The History of Mother’s Day: How an Antiwar Protest Became a Commercial Holiday

May 11, 2018, 10:00 AM UTC


Mother’s Day honors “the best mother who ever lived — your mother,” according to Anna Jarvis, who is widely credited with making the holiday an institution in the U.S. and across the globe.

The idea dates back to the 1850s when women in West Virginia organized into Mother’s Day work clubs that worked to reduce infant mortality and improve sanitary conditions for mothers and families. During the Civil War, these groups also cared for wounded soldiers from both sides.

After the war ended in 1865, women planned Mother’s Friendship Day picnics in an effort to bring Union and Confederate loyalists together, urging them to promote peace. “Battle Hymn of the Republic” writer Julia Ward Howe started a “Mother’s Peace Day” around this time, which encouraged mothers to support antiwar efforts on behalf of their sons’ wellbeing.

Many of the Mother’s Day work club events were organized by Ann Jarvis, Anna’s mother, who lost nine of her 13 children before they reached adulthood. After her death, Anna, held the first Mother’s Day observances in 1908 to honor her. Cities across the country adopted the trend, and in 1914 President Woodrow Wilson named the second Sunday in May a national holiday.

Mother’s Day Gifts

While it began as a political antiwar effort and a celebration of moms, Mother’s Day quickly became a “Hallmark Holiday” — the company released its first Mother’s Day cards in the 1920s.

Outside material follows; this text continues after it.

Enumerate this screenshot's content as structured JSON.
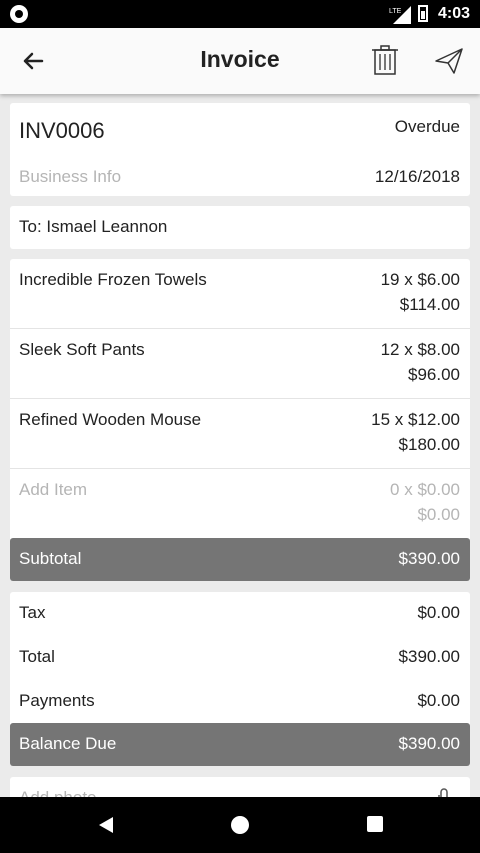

According to a New York Times article from 1923, Anna Jarvis resented that the day she had intended to devote to mothers became “a means of profiteering.” Though she initially worked with the floral industry to help raise the holiday’s profile, she denounced its commercialization, urging people not to buy flowers, cards, and candies.

She went so far as to protest a confectioner’s convention in 1925 and was arrested for disturbing the peace.

Jarvis fought for full credit for founding Mother’s Day, a battle that consumed much of her time and money and eventually left her poor, blind, and living in a sanitarium at the end of her life. She died in 1948 at 84 years old.

“This woman, who died penniless in a sanitarium in a state of dementia, was a woman who could have profited from Mother’s Day if she wanted to,” according to historian Katharine Antolini of West Virginia Wesleyan College.

“But she railed against those who did, and it cost her everything, financially and physically.”

Today, about 133 million Mother’s Day cards are exchanged each year (more than any holiday besides Christmas and Valentine’s Day) and the day generates more than $20 billion in consumer spending in the U.S. alone, according to an annual survey by the National Retail Federation.

Spread of Mother’s Day

The celebration of mothers can be found in ancient Greek and Roman cultures in which mother goddesses Rhea and Cybele were honored with festivals.

In England and other parts of Europe, the tradition of “Mothering Sunday” became popular during the 16th century. On the fourth Sunday of Lent people went back to their “mother” church and gave presents, normally flowers, to their mothers. For many low income people, many of whom worked as servants, it was often the only time entire families could gather together.

By the 1920s, this custom fell out of practice, and the celebrations associated with it were eventually absorbed into the modern Mother’s Day.

In Panama the celebration also falls on a church holiday, Dec. 8, when the Catholic Church honors the Virgin Mary. Much of the Arab world recognizes Mother’s Day on March 21, and in Thailand the day falls on Aug. 12, the birthday of Queen Sirikit, who many consider a mother to all Thai people.

In the U.S. and around the world, many are beginning to make Mother’s Day more inclusive in order to honor various family structures, LGBTQ parents, and the adopted “moms” who often go unacknowledged.